To that end, we make the following suggestions:
- A new northern gate for the park. With it there should be a link to the nearby Mississippi Greenbelt Park. But creating new fill to create more greenbelt is probably politically unrealistic given its considerable expense. A new north entrance for cars, people on foot and, yes, bicycles, doesn’t have to change the park’s western edge. Greenbelt park patrons can be relied on to make their own use without a path being available for every possible footstep they might want to take in the river park.
- Better and more active use of the southern tip of the island. Start with the Gulf of Mexico. Keep the paddleboats and add some splash park features to address the irresistible lure of the water. Maybe even make part of the Gulf a swimming pool since going “all pool” presents some real problems. Without blocking the extraordinary view of the city’s skyline, add the Grand Carousel from the Mid-South Fairgrounds if that property’s renovation plan doesn’t add it to the Children’s Museum first. Get the Gulf restaurant up and running as something other than a snack bar, but not the ultimate formal dining experience that is probably the turf of the River Terrace restaurant. If there are to be water taxis across the harbor from Beale Street Landing, they should arrive on the lower parcel of greenspace that is the actual southern tip of Mud Island.

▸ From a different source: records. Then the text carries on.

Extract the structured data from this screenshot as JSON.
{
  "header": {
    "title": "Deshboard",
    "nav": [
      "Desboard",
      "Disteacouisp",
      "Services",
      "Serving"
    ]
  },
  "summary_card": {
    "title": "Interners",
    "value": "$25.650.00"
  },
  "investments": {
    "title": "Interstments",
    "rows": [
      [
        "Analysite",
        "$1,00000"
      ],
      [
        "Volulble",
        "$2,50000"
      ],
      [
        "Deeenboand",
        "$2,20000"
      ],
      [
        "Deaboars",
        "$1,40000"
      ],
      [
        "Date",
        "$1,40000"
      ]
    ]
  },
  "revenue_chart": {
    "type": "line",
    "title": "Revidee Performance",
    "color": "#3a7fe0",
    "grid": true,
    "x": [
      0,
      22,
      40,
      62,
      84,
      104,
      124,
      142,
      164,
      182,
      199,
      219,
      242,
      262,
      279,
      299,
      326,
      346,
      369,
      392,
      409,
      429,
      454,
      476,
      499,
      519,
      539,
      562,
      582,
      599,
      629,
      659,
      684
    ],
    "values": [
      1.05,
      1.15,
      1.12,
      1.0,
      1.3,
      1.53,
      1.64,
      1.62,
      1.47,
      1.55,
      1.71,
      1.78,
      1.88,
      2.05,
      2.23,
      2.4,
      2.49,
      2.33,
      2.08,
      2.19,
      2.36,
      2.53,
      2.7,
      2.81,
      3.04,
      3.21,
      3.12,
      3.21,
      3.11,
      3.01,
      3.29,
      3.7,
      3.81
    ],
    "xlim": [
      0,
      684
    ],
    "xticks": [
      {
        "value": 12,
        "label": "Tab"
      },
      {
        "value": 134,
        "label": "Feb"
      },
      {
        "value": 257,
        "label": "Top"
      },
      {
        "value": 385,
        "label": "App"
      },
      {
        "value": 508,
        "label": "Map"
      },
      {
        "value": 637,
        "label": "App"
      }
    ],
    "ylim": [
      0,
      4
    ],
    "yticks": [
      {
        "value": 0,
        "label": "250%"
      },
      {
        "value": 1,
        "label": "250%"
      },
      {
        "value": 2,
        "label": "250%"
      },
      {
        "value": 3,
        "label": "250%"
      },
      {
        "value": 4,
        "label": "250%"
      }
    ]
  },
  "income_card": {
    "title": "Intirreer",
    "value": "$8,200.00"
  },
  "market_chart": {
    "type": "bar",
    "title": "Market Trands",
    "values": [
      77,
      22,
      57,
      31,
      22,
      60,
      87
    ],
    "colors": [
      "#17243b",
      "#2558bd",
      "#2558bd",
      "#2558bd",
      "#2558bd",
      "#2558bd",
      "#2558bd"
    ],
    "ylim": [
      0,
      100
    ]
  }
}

- A concrete skate park with a bold, original and challenging design near the new northern gate and the current parking area. Done right, a skate park here could serve to entice visitors to regard the park as a place that is as active as it can be contemplative. The level of activity in a skate park seems a bit much for a southern tip that includes a water park feature and a carousel. It might also distract from a parcel of land that changes as the river does and offers the promise of a place to consider life as well as the river.
- Adding some other features for bikes around the skate park could mark the north end as the terminus of a journey as well as a beginning for bikers who, for practical reasons, can’t go much farther into the park as it exists today.
- There’s a collection of artifacts the U.S. Army Corps of Engineers found several years ago related to Tom Lee’s 1925 rescue of 32 people on the river. They include the red corps flag that flew on the M.E. Norman, the boat that capsized on the river below Memphis. The river museum would be the best place for the flag and a detailed exhibit on the city’s most enduring river story.
- Bring back the playground that was bulldozed in the early 1990s.
- Give the Riverwalk a light sprucing up.
- Adapt the superstructure that was once the shelter for the Memphis Belle. Turn it into a hanging gardens-type attraction with lots of landscaping and tables and chairs and few if any structural changes. Put what is a superior landscaping team to work on this question mark and watch it bloom. It would also serve as a buffer zone between the skate park and one end of the riverwalk, as well as the western side of the museum.
Start with these basic things and we predict other items such as restaurants will come online without having to repeat the ’90s debacle in which the attainment of a Hard Rock Café was built up as a civic milestone that would transform the city.